A enfermeira respirou fundo. Depois disse-me:
- Nem imagina o bem que me faz escutar isso! Eu estava no serviço de obstetrícia quando engravidei e tive o meu bebé. Eu não só sabia tudo sobre amamentação, como ajudava as outras mulheres a amamentar. Por isso foi uma imensa vergonha para mim descobrir que não era capaz de amamentar o meu próprio filho... Sofri horrores! Quando desisti de tentar, senti-me tão, mas tão envergonhada! Parecia que falhava no mais importante, e percebi que ninguém ali me compreendia.

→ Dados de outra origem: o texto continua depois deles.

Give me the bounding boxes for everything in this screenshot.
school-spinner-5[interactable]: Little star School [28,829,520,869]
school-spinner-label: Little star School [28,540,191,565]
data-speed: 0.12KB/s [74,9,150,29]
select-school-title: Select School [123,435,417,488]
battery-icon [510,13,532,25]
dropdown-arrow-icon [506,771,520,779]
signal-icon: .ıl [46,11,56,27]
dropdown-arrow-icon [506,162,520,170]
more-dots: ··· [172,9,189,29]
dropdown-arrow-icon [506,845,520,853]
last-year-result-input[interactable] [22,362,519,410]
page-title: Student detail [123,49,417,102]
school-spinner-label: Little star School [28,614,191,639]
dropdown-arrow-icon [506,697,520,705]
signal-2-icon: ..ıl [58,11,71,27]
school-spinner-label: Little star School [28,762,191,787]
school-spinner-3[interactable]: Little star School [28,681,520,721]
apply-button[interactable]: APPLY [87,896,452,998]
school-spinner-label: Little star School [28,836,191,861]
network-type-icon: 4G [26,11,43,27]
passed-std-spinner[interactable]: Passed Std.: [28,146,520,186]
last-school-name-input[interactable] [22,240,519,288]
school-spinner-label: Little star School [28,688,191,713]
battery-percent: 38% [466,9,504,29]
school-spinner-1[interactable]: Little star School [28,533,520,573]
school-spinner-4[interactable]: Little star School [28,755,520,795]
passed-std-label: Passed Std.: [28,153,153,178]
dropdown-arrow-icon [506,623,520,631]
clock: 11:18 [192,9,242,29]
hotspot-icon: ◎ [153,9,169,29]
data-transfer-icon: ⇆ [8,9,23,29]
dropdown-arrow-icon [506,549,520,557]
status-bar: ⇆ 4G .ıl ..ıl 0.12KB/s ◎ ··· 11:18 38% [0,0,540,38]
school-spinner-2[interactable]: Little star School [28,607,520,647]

Ficámos em silêncio durante uns breves instantes. Depois confidenciei-lhe:
- Nunca senti qualquer diferença, em termos de proximidade com o bebé, entre o ato de amamentar os meus filhos e o ato de lhes dar o biberão, acredita? Sempre fiz ambas as coisas com total concentração, com total amor, com os bebés bem juntinho a mim e sem cair na tentação de delegar esta doce tarefa a outros. O que alimenta um bebé é, acima de tudo, o amor, e esse não é, de todo, uma questão de biologia! Tentámos, esforçámo-nos, esquecemo-nos de nós para servir o nosso bebé - não conseguimos. Aceitámos o nosso fracasso de cabeça erguida, como um ato de amor, e isso é o que importa!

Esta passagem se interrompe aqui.